Mascara, Mouaskar, Oum el Assaker, c’est la caserne, la mère des combattants, la ville de l’émir Abdelkader, des moudjahidines qui ont fait sortir la France ! et des walis ou marabouts, saints hommes détenteurs de la baraka, intercesseurs entre Dieu et les hommes. Les koubas, ces mausolées où reposent la dépouille, la mémoire, le mythe et le don du marabout, sont objets d’orgueil et de vénération pour chaque quartier de la ville. Sidi Boudjellal, dans l’Argoub, guérissait tous les maux, sentimentaux entre autres, attirait sous l’ombre des murs de sa kouba régulièrement chaulés par les âmes charitables, les femmes désespérées par l’infidélité de leurs époux, et les hommes soucieux de se remarier. Aucun conducteur d’engins n’avait voulu marcher sur le saint homme lorsqu’il fut décidé d’élargir la route dite d’Oran dans les années 70. La France ne fut-elle pas mise dehors lorsqu’elle s’attaqua aux koubas des Ouled Sidi Cheikh ? La malédiction pouvait s’abattre sur le conducteur et sa descendance. Le Génie contourna l’édifice, et la route avala le cinéma Olympia. Autour des plus célèbres des marabouts, particulièrement ceux dont la kouba est située hors de la ville, on organise des ouadas, fêtes annuelles mi-religieuses mi-païennes. Celles de Sidi Daho, de Sidi Ali Ben Otmane et Sidi Kadda sont prestigieuses ; les cavaliers viennent des quatre coins du pays pour participer à la fantasia et les pauvres pour déguster le couscous généreusement servi par les familles riches. Cependant, certains marabouts sont factices, notamment ceux dont la tombe n’est entourée que d’une vulgaire enceinte en pierres et qu’on appelle une haouita : l’administration coloniale les avait fabriqués pour tenir en laisse la population. On annonçait la mort d’une personne, on enterrait une charogne à la place, et le lendemain on faisait réapparaître le défunt dans le village. Fascinés par le prodige, et convaincus de la sainteté du ressuscité, les révoltés se calmaient pendant quelque temps.

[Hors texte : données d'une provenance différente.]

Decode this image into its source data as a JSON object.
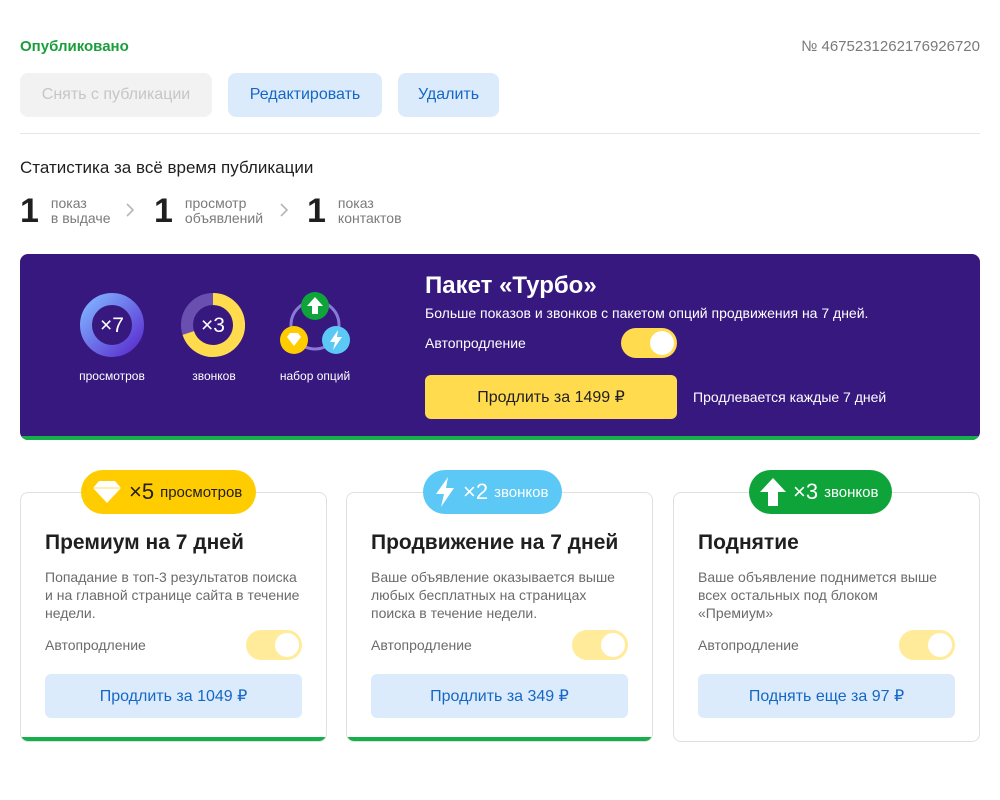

Certains quartiers de la ville portent encore aujourd’hui le nom de leur marabout, tel Sidi Boussekrine, Sidi Bouras, Sidi Boudjellal ; rues et îlots s’associaient à une personne, un animal, une plante, un objet, ou une couleur. Il y avait Filaj Errih (village du vent), Filaj Djendrou, Quarti Bendaoud, Quarti Lalijou, la route du R’ha à cause du meunier, la rue Zaghbou à cause de son épicier, la rue de Kheïra cow-boy à cause d’une infirmière qui portait le pantalon et se déhanchait comme Gary Cooper, Trig el Kebira (la grande rue), Trig Sebitar (rue de l’hôpital), Trig Coriat (rue du pharmacien Coriat, un colon). Même quand ils provenaient d’institutions officielles, les courriers portaient ces dénominations populaires, autrement ils se perdaient ou parvenaient avec un mois ou deux de retard ; ceux qui savaient lire et écrire ignoraient eux aussi l’adresse exacte.
Des familles entières, des fragments de douar, de tribu habitaient un îlot ou se partageaient une rue. Quatre à cinq familles se retrouvaient dans la même maison, le haouch, occupant chacune une pièce ou deux. On tenait cuisine dans la cour avec une marmite, deux plats creux, quelques cuillères, un couteau à cran d’arrêt pour éplucher les légumes, couper la viande et le tissu, et que les garçons subtilisaient le soir.